Darbo Elodie, Pérot Gaëlle, Darmusey Lucie, Le Guellec Sophie, Leroy Laura, Gaston Laëtitia, Desplat Nelly, Thébault Noémie, Merle Candice, Rochaix Philippe, Valentin Thibaud, Ferron Gwenaël, Chevreau Christine, Bui Binh, Stoeckle Eberhard, Ranchere-Vince Dominique, Méeus Pierre, Terrier Philippe, Piperno-Neumann Sophie, Collin Françoise, De Pinieux Gonzague, Duffaud Florence, Coindre Jean-Michel, Blay Jean-Yves, Chibon Frédéric
INSERM U1218 ACTION, Institut Bergonié, 33000 Bordeaux, France.
CNRS UMR5800, LaBRI, 33400 Talence, France.
Cancers (Basel). 2023 Jan 15;15(2):534. doi: 10.3390/cancers15020534.

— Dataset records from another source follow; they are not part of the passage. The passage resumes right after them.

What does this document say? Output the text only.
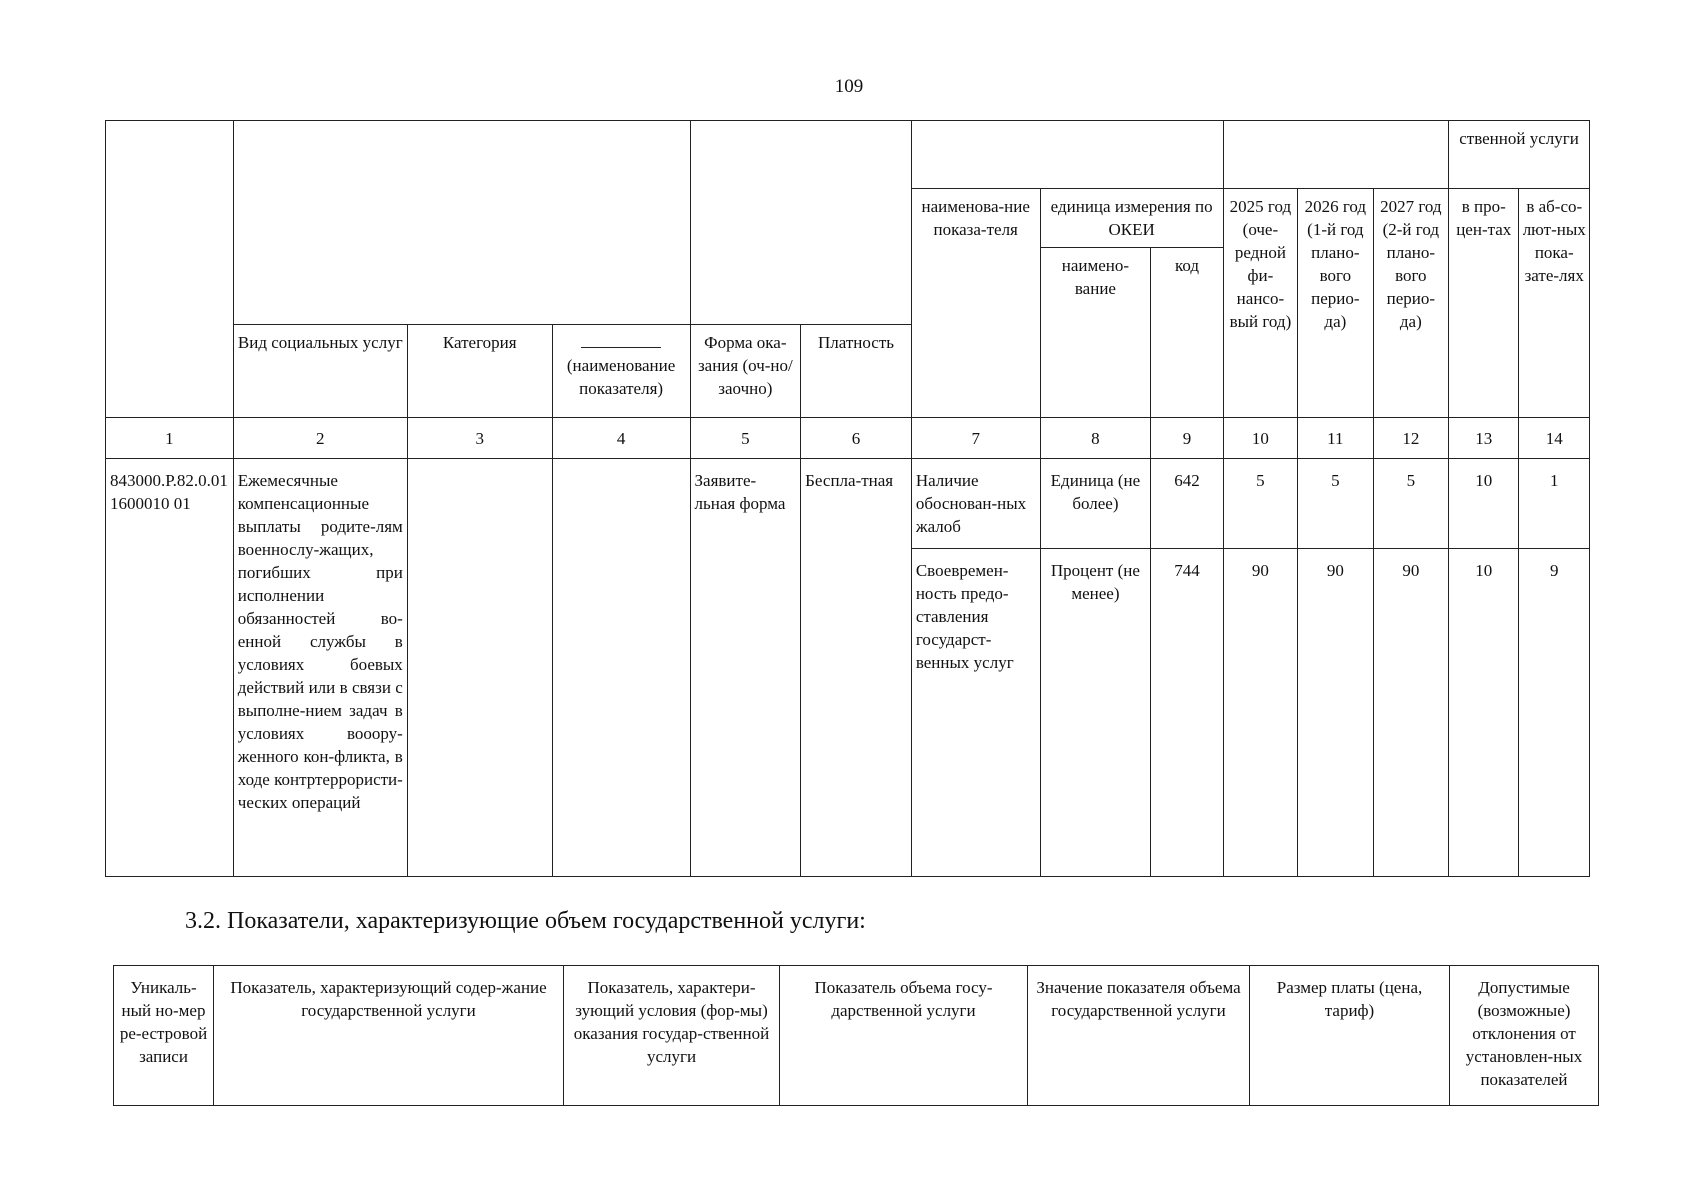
109
												ственной услуги	
						наименова-ние показа-теля	единица измерения по ОКЕИ		2025 год (оче-редной фи-нансо-вый год)	2026 год (1-й год плано-вого перио-да)	2027 год (2-й год плано-вого перио-да)	в про-цен-тах	в аб-со-лют-ных пока-зате-лях
							наимено-вание	код					
	Вид социальных услуг	Категория	(наименование показателя)	Форма ока-зания (оч-но/заочно)	Платность								
1	2	3	4	5	6	7	8	9	10	11	12	13	14
843000.Р.82.0.011600010 01	Ежемесячные компенсационные выплаты родите-лям военнослу-жащих, погибших при исполнении обязанностей во-енной службы в условиях боевых действий или в связи с выполне-нием задач в условиях вооору-женного кон-фликта, в ходе контртеррористи-ческих операций			Заявите-льная форма	Бесплa-тная	Наличие обоснован-ных жалоб	Единица (не более)	642	5	5	5	10	1
						Своевремен-ность предо-ставления государст-венных услуг	Процент (не менее)	744	90	90	90	10	9
3.2. Показатели, характеризующие объем государственной услуги:
Уникаль-ный но-мер ре-естровой записи	Показатель, характеризующий содер-жание государственной услуги	Показатель, характери-зующий условия (фор-мы) оказания государ-ственной услуги	Показатель объема госу-дарственной услуги	Значение показателя объема государственной услуги	Размер платы (цена, тариф)	Допустимые (возможные) отклонения от установлен-ных показателей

In leiomyosarcoma (LMS), a very aggressive disease, a relatively transcriptionally uniform subgroup of well-differentiated tumors has been described and is associated with poor survival. The question raised how differentiation and tumor progression, two apparently antagonist processes, coexist and allow tumor malignancy. We first identified the most transcriptionally homogeneous LMS subgroup in three independent cohorts, which we named 'hLMS'. The integration of multi-omics data and functional analysis suggests that hLMS originate from vascular smooth muscle cells and show that hLMS transcriptional program reflects both modulations of smooth muscle contraction activity controlled by MYOCD/SRF regulatory network and activation of the cell cycle activity controlled by E2F/RB1 pathway. We propose that the phenotypic plasticity of vascular smooth muscle cells coupled with MYOCD/SRF pathway amplification, essential for hLMS survival, concomitant with PTEN absence and alteration, could explain how hLMS balance this uncommon interplay between differentiation and aggressiveness.
平滑肌肉瘤(LMS)是一种极具侵袭性的疾病,已被描述为一种转录相对一致的高分化肿瘤亚组,且与较差的生存率相关。由此产生的问题是,分化和肿瘤进展这两个明显相互拮抗的过程是如何共存并导致肿瘤恶性的。我们首先在三个独立队列中鉴定出转录最均一的LMS亚组,我们将其命名为“hLMS”。多组学数据整合和功能分析表明,hLMS起源于血管平滑肌细胞,并表明hLMS转录程序既反映了由MYOCD/SRF调控网络控制的平滑肌收缩活动的调节,也反映了由E2F/RB1途径控制的细胞周期活动的激活。我们提出,血管平滑肌细胞的表型可塑性与MYOCD/SRF途径扩增(这对hLMS存活至关重要)、PTEN缺失和改变同时存在,可以解释hLMS如何平衡这种分化与侵袭性之间罕见的相互作用。